Jessica Murray Social affairs correspondent 

Nearly in one in five UK girls receive unwanted images online, poll finds

Barnardo’s says survey shows online abuse and harassment becoming ‘part of background noise of growing up’
  
  

Two teenage girls holding smartphones
A quarter of all those surveyed, between the ages of 13 and 20, said they had seen a nude photo that had originally been sent privately and then shared. Photograph: Daisy-Daisy/Alamy

Nearly one in five girls in the UK receive persistent, unwanted images online, according to a poll by the charity Barnardo’s, which warned that online misogyny was becoming an everyday part of childhood.

Its survey of 4,000 young people found that a quarter of girls had been called degrading names online, while one in seven 13- to 15-year-olds had been asked to send a nude photo.

Lynn Perry, the chief executive of Barnardo’s, said the survey showed that online abuse and harassment were becoming “part of the background noise of growing up”.

“These findings show how constant, corrosive and deeply embedded it is in the lives of young people today both on and offline,” she said. “Young people are telling us that the result can be harmful on all sides, from humiliation and sexualised abuse to feelings of shame and isolation.”

The results from thousands of 13- to 20-year-olds showed that a quarter of girls said they had been called degrading names online, while more than half of boys said they were expected to “act tough and not show emotion”.

A quarter of all those surveyed said they had seen a nude photo that had originally been sent privately and then shared, while a third said they had been asked to send a nude photo, including 36% of girls.

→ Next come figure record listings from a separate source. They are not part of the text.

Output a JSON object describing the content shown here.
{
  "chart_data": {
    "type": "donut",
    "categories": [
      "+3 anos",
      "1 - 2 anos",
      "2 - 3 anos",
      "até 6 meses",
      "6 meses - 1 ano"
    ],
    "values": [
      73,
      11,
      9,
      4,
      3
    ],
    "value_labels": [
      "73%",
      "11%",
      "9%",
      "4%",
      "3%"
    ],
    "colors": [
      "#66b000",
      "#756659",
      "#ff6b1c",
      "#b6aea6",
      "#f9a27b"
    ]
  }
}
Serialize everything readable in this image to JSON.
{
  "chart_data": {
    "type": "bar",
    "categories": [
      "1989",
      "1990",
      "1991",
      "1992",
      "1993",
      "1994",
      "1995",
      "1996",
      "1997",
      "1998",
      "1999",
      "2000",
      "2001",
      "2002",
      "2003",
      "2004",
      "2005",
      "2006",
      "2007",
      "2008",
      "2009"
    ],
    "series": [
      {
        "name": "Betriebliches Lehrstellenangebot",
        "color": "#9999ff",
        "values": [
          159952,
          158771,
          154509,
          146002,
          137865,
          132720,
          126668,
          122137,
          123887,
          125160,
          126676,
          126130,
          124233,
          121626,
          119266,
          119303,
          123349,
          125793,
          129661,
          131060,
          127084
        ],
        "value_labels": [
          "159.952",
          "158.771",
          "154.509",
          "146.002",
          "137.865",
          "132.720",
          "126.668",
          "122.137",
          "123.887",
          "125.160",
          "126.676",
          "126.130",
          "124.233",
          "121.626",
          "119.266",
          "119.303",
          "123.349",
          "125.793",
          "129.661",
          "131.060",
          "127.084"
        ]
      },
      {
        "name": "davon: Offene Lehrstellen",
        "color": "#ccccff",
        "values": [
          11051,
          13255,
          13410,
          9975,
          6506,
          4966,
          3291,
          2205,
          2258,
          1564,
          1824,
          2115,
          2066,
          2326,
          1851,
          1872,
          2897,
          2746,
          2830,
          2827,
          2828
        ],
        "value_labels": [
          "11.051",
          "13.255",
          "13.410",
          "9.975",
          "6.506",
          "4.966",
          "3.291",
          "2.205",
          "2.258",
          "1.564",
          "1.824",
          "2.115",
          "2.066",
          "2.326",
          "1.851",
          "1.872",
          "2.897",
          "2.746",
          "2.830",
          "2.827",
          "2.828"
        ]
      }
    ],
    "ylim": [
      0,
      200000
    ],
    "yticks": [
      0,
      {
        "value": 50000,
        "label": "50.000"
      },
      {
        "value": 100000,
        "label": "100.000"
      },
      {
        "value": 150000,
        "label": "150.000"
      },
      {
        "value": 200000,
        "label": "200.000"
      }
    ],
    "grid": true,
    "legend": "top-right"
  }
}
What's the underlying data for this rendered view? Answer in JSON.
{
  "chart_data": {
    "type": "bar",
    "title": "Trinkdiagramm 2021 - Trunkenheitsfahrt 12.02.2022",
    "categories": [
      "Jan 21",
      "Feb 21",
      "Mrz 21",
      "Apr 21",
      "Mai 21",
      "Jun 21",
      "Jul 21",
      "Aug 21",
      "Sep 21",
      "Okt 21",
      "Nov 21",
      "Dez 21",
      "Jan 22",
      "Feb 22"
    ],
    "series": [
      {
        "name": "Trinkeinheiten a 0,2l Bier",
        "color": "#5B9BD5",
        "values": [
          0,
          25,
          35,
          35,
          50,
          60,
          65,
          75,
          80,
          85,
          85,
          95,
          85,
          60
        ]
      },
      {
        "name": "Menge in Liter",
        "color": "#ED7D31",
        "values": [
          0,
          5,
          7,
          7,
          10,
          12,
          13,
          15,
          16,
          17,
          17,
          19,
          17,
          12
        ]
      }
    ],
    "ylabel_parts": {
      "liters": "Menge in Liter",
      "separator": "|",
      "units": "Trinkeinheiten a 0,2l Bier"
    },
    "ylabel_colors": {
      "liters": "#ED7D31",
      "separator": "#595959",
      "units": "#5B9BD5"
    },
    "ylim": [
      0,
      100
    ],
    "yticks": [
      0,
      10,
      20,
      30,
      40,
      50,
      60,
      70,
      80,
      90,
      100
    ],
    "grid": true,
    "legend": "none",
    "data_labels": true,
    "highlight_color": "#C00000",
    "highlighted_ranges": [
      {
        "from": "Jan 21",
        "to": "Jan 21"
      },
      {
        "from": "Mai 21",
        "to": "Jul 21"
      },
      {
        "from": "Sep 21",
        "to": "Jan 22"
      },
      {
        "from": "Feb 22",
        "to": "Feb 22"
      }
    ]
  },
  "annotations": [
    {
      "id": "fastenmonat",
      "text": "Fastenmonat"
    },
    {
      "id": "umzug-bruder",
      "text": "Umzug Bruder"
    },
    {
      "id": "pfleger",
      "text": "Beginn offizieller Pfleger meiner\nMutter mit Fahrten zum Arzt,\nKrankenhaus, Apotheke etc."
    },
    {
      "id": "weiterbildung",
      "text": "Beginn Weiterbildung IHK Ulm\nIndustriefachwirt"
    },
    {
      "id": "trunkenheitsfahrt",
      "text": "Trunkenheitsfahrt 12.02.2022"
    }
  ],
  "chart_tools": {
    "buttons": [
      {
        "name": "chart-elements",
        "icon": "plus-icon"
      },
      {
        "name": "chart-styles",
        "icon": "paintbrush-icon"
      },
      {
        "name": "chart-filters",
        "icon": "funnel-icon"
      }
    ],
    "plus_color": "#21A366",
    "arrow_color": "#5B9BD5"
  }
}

Nearly one in five girls (18%) also reported receiving repeated messages after asking the sender to stop or ignoring them, while 41% of boys agreed that if a girl posted photos online, she should expect comments about how she looked.

The survey also revealed how boys felt unable to call out their peers, with more than one in five (21%) saying their friends would not back them if they challenged sexist comments.

The majority (57%) of boys said people would think they were “boring” if they did not join in with the group’s “banter”.

Lauren Spiers, a children’s services manager for Barnardo’s Northern Ireland, said the charity was hearing stories of girls being repeatedly verbally abused in PE, and facing daily intimidation at school.

“We’re hearing about girls being followed and harassed in public, then feeling too unsafe to travel alone, and others avoiding parts of buses due to sexualised comments. Online, these attitudes are reinforced and amplified,” she said.

A third of Barnardo’s frontline practitioners said they were seeing more children affected by misogynistic content online, and an increase in child-on-child sexual abuse or children displaying problematic sexual behaviour, compared with last year.

The charity is asking the government to upgrade Ofcom’s violence against women and girls guidance to a mandatory code of practice for tech companies.

The guidance includes forcing platforms to explicitly assess how their design choices affect the safety of women and girls, and getting tech companies to publicly report how they handle user reports of misogyny and harassment.

A government consultation on an age limit for social media platforms closed on Tuesday, and ministers are expected to make a final decision on the policy within weeks.